At the 2022 World Athletics Championships in Eugene, Oregon, the prospects of the Canadian 4 × 100 m relay team were called into question due to anchor runner De Grasse's struggles with COVID-19 infection shortly before the championships. However, the Canadian team qualified for the finals with the third-fastest time in the heats, only 0.01 seconds out of second. In the final, the Canadians staged a major upset victory over the heavily favoured American team to take the gold medal, aided by smooth baton exchanges while the Americans made multiple fumbles, breaking the national record in the process. This was Canada's third gold in the event, and the others being consecutive Donovan Bailey-era wins in 1995 and 1997. The result "stunned" the heavily American crowd at Hayward Field, though De Grasse noted, "there's a lot of Canadian flags out there, a lot of fans cheering us on."

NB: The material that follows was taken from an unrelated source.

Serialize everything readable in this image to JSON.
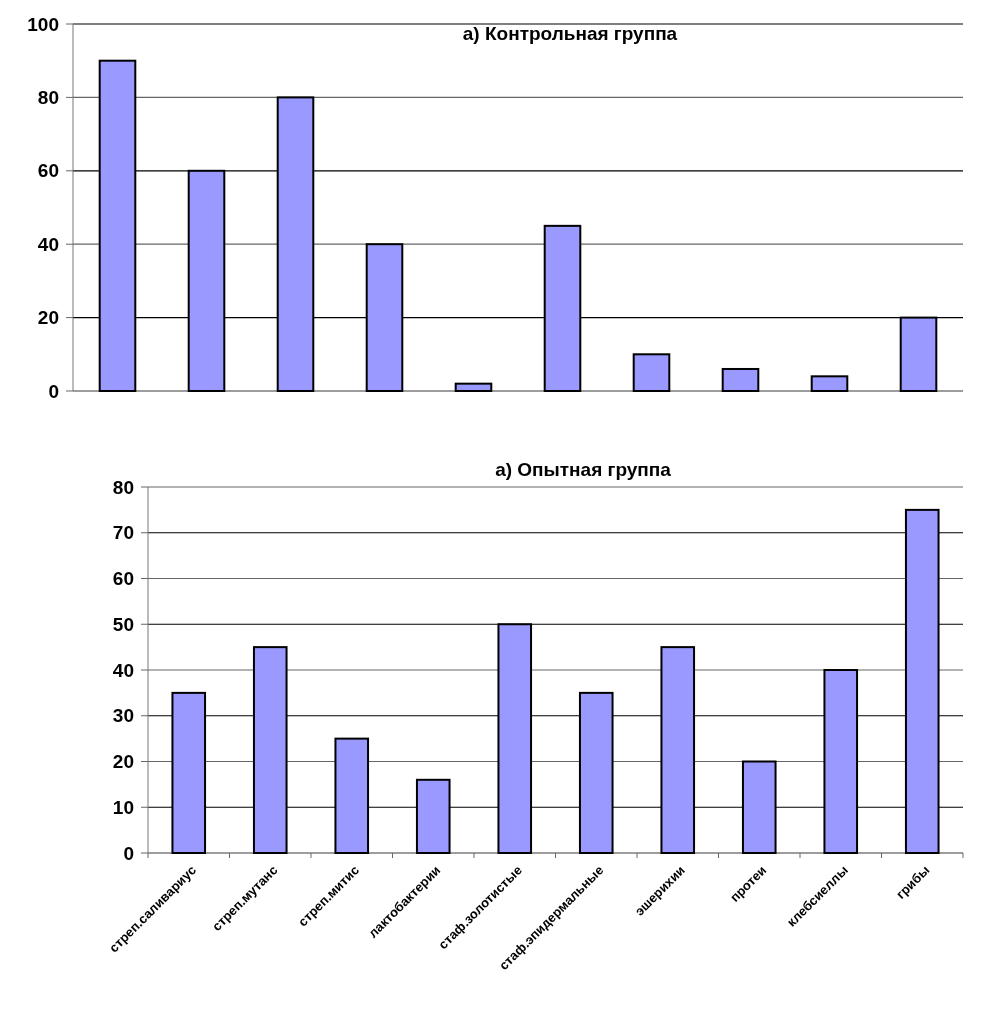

At the 2023 Canadian championships, Rodney set a new personal best time of 10.0 seconds in the 100 m semi-final, meeting the individual Olympic standard, and ultimately won the silver medal. He finished third in the 200 m race. At the 2023 World Athletics Championships, Rodney reached the semi-finals of the 200 m event. He was involved in a golf cart accident while being transported to the warmup track, but was able to participate. He did not advance to the final. With anchor De Grasse struggling with injury and declining to run in the heats of the 4 × 100 metres relay in favour of focusing on his individual 200 m final, the Canadian team was eliminated and was unable to attempt a defence of its World title.

In the leadup to the 2024 Summer Olympics, to be held in Paris, Rodney participated in the 60 m event at the 2024 World Athletics Indoor Championships. He also joined the Canadian team at the 2024 World Athletics Relays, where they won the silver medal in the 4 × 100 metres relay, in the process securing Olympic qualification in that event as well. In Paris, Rodney reached the semi-final of the 200 m, but did not advance further. With no Canadian sprinter having reached a 100 or 200 m final at the Olympics, expectations for the Canadian 4 × 100 metres relay team were lowered, with De Grasse also suffering from a hamstring issue. The team finished third in their heat, and with the slowest time of the eight teams that reached the event final. In the final, the Canadians ran a season's best time of 37.50 and captured the gold medal, in what was widely considered a major upset victory, with a botched baton exchange ending the hopes of the heavily favoured American team. The result was heralded as one of the bigger surprises of the Paris Olympics.

At the 2025 World Athletics Relays in Guangzhou, Rodney joined the Canadian team in the 4 × 100 metres relay. In the event final, the Canadians won the bronze medal.

==Personal life==
Born in Canada, Rodney is of Jamaican descent.